The parties continued to exchange patent information pursuant to other provisions of § 262(l), which culminated in patent infringement litigation filed on August 6, 2015. Id. at *12. In October 2015, Amgen filed a motion for a preliminary injunction requiring Apotex to provide an (8)(A) notice to Amgen only after Apotex receives a license and thereby delay Apotex’s commercial marketing of its pegfilgrastim product for 180 days from that notice. Id. at *13. Resolution of the motion turned on whether the 180 day commercial marketing notice of (8)(A) is mandatory. Id. at *13-14. The District Court held that it was and granted Amgen’s preliminary injunction. Id. at *14. Apotex appealed. Id.

The Federal Circuit Decision

The Federal Circuit agreed with the District Court, noting that (8)(A) notice is mandatory regardless of whether or not a biosimilar applicant chose to comply with the provisions of (2)(A). Id. at *15. The express language of (8)(A) “provides that ‘the subsection (k) applicant shall provide notice to the reference product sponsor not later than 180 days before the date of the first commercial marketing of the biological product licensed under subsection (k).’” Id. (emphasis in original). Nothing in (8)(A) turns on whether the applicant provided (2)(A) notice, and no other statutory provisions compelled treatment of (8)(A) as non-mandatory. Id. at *15-16. The Federal Circuit reiterated its previous statement in Amgen v. Sandoz, 794 F.3d 1347, 1359-60 (Fed. Cir. 2015), noting that (8)(A) is a “standalone notice provision not dependent on the information-exchange processes that begin with (2)(A).” Id. It also emphasized the reasoning for (8)(A) notice: giving the parties and the Court time to adjudicate pre-launch issues “without the reliability-reducing rush that would attend requests for relief against immediate market entry that could cause irreparable injury.” Id. at *19; *23-24.

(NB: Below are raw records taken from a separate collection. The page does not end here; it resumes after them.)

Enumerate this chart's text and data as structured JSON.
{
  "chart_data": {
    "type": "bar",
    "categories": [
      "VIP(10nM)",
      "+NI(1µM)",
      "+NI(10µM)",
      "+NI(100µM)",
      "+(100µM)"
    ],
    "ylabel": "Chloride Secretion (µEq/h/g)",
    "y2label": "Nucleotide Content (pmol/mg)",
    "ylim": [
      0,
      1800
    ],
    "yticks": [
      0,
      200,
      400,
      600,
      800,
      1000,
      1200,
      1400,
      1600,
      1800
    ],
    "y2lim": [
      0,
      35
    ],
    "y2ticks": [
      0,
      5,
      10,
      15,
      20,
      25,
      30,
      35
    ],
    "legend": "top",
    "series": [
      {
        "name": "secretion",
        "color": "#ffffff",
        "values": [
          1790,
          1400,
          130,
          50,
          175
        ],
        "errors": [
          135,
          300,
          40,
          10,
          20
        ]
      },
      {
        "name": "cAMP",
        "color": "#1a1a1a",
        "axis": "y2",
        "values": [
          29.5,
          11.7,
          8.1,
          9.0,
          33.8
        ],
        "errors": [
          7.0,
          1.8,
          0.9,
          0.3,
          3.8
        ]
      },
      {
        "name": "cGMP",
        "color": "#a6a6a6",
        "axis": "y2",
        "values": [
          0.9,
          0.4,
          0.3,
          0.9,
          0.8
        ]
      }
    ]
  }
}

The Federal Circuit also disagreed with Apotex’s argument that reading (8)(A) as mandatory would effectively extend the reference product’s 12 year exclusivity period by six months. Id. at *16. The Court noted that the 12-year date is “an earliest date, not a latest date on which a biosimilar license can take effect.” Id. It further noted that the FDA could issue a license before the 11.5 year mark and “deem the license to take effect on the 12-year date.” Id. at *17. Under such circumstances, the Federal Circuit noted it would read (8)(A) as allowing the notice to be sent when the license issues even if it is not yet effective. Id.